Flying a quadcopter or other drone can be pretty exciting, especially when using the video signal to do the flying. It’s almost like a real-life video game or flight simulator in a way, except the aircraft is physically real. To bring this experience even closer to the reality of flying, [Kevin] implemented stereo vision on his quadcopter which also adds an impressive amount of functionality to his drone.
While he doesn’t use this particular setup for drone racing or virtual reality, there are some other interesting things that [Kevin] is able to do with it. The cameras, both ESP32 camera modules, can make use of their combined stereo vision capability to determine distances to objects. By leveraging cloud computing services from Amazon to offload some of the processing demands, the quadcopter is able to recognize faces and keep the drone flying at a fixed distance from that face without needing power-hungry computing onboard.
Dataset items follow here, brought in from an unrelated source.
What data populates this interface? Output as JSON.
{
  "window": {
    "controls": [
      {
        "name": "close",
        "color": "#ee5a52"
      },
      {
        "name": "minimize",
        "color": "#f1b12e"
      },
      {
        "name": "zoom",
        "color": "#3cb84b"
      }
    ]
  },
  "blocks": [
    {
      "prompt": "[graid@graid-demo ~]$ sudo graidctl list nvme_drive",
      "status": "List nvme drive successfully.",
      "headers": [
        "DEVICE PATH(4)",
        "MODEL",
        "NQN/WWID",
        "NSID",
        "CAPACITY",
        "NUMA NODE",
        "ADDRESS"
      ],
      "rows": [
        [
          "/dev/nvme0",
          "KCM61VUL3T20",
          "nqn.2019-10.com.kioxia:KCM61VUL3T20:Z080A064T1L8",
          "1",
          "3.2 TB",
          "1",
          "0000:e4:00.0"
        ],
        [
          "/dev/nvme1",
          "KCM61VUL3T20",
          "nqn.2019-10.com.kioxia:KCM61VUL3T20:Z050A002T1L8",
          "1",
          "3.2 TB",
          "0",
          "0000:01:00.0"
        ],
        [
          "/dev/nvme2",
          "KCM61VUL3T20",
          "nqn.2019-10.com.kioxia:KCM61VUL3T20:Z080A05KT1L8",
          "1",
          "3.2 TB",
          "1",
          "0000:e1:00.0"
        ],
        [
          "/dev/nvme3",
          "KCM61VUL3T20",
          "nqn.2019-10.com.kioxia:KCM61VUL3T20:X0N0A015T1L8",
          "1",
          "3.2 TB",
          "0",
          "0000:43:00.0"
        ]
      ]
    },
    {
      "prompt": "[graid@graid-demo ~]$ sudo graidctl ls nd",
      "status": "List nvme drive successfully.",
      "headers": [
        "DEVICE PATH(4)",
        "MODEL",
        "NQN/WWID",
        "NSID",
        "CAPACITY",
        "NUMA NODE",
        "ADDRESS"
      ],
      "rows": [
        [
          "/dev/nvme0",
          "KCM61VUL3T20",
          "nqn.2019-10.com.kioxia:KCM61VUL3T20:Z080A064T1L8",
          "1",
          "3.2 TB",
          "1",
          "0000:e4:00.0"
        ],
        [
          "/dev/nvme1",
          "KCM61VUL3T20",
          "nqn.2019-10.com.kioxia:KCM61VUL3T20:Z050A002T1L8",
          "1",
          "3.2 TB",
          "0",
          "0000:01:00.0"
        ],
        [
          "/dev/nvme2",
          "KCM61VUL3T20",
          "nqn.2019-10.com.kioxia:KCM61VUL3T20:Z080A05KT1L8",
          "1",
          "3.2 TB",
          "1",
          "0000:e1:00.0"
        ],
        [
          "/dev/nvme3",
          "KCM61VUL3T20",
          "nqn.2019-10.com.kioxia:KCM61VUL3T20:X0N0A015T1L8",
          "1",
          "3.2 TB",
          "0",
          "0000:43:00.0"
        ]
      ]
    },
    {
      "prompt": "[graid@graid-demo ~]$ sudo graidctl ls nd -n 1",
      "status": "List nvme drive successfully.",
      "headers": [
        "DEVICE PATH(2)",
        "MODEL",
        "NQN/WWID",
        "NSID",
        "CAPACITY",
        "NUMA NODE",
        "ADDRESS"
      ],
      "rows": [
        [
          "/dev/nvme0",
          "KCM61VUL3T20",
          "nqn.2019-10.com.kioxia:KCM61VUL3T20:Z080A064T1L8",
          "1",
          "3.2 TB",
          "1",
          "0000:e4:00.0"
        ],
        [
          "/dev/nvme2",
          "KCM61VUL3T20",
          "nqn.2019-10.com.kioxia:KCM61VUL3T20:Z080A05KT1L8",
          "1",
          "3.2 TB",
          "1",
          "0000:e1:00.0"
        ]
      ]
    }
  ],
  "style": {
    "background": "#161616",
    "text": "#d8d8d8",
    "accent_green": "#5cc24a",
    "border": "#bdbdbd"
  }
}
There are a lot of other abilities that this drone unlocks by offloading its resource-hungry tasks to the cloud. It can be flown by using a smartphone or tablet, and has its own web client where its user can observe the facial recognition being performed. Presumably it wouldn’t be too difficult to use this drone for other tasks where having stereoscopic vision is a requirement.
Thanks to [Ilya Mikhelson], a professor at Northwestern University, for this tip about a student’s project.
Perhaps a weight savings and better aerodynamics could be achieved by custom PCBs for the ultra sonic modules?
But the flying breadboard look is so funny! I love it.
“By leveraging cloud computing services from Amazon…keep the drone flying at a fixed distance from that face”
What could possibly go wrong?
one accident and you’d be unfollowable in the future.
I wonder if the project genlocks the cameras and, if so, how it is done.